An organisation must not collect personal information unless the information is necessary for one or more of its functions or activities (NPP 1.1).

Under the National Privacy Principles, a company may only collect personal information about individuals by “lawful and fair means” (NPP 1.2) and not in an unreasonably intrusive way. At or before the time (or, if that is not practicable, as soon as practicable after) an organisation collects personal information about an individual, the organisation must take reasonable steps to ensure that the individual is aware of:

  • the identity of the organisation and how to contact it;
  • the fact that he or she is able to gain access to the information; and
  • the purposes for which the information is collected and the organisation (or types of organisations) to which information of that kind is usually disclosed. Where the purpose for which the information is collected is obvious it need not be disclosed. However, any other purpose should be disclosed whether it is related or unrelated.

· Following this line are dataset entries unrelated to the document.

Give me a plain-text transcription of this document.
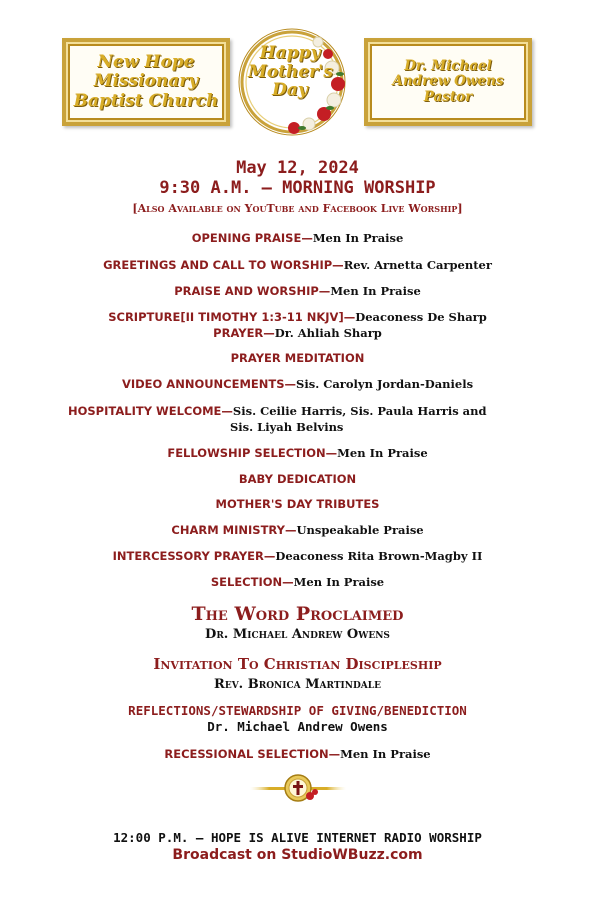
New Hope
Missionary
Baptist Church
Happy
Mother's
Day
Dr. Michael
Andrew Owens
Pastor
May 12, 2024
9:30 A.M. — MORNING WORSHIP
[Also Available on YouTube and Facebook Live Worship]
OPENING PRAISE—Men In Praise
GREETINGS AND CALL TO WORSHIP—Rev. Arnetta Carpenter
PRAISE AND WORSHIP—Men In Praise
SCRIPTURE[II TIMOTHY 1:3-11 NKJV]—Deaconess De Sharp
PRAYER—Dr. Ahliah Sharp
PRAYER MEDITATION
VIDEO ANNOUNCEMENTS—Sis. Carolyn Jordan-Daniels
HOSPITALITY WELCOME—Sis. Ceilie Harris, Sis. Paula Harris and
Sis. Liyah Belvins
FELLOWSHIP SELECTION—Men In Praise
BABY DEDICATION
MOTHER'S DAY TRIBUTES
CHARM MINISTRY—Unspeakable Praise
INTERCESSORY PRAYER—Deaconess Rita Brown-Magby II
SELECTION—Men In Praise
The Word Proclaimed
Dr. Michael Andrew Owens
Invitation To Christian Discipleship
Rev. Bronica Martindale
REFLECTIONS/STEWARDSHIP OF GIVING/BENEDICTION
Dr. Michael Andrew Owens
RECESSIONAL SELECTION—Men In Praise
12:00 P.M. — HOPE IS ALIVE INTERNET RADIO WORSHIP
Broadcast on StudioWBuzz.com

Under the Privacy Act, an organisation must take reasonable steps to destroy (or permanently de-identify) personal information if it is no longer needed for any purpose for which the information was used or disclosed.

Prohibitions

A company is prohibited from using and disclosing personal information other than as per consent.

Liability

Under the law of negligence, pure economic loss is no longer a bar to recovery. Therefore, if personal information about an individual is released without that person’s consent, and this causes the individual economic loss, this may result in damages being awarded in favour of the individual.

Take home messages

  • It may sometimes be necessary to keep or store the original document.
  • It is essential that you are able to retrieve archived information.
  • Track software and hardware changes.
  • Maintain a detailed documented record of the controls which maintains the system’s integrity.

Ultimate tests

  • What attributes of this record are critical to be kept?
  • Does my proposed storage solution faithfully capture, store and reproduce that attribute?
  • If not, the original needs to be kept.
  • If a statute requires retention of the original, it needs to be kept.
  • Otherwise, the electronic version will suffice and the original can be shredded.

This article is based on a paper presented at the Australian Corporate Lawyers’ Association (ACLA) NSW Annual Conference, Sydney, 30-31 March 2006.

Footnotes

1 Omychund v Barker.

This publication is only a general outline. It is not legal advice. You should seek professional advice before taking any action based on its contents.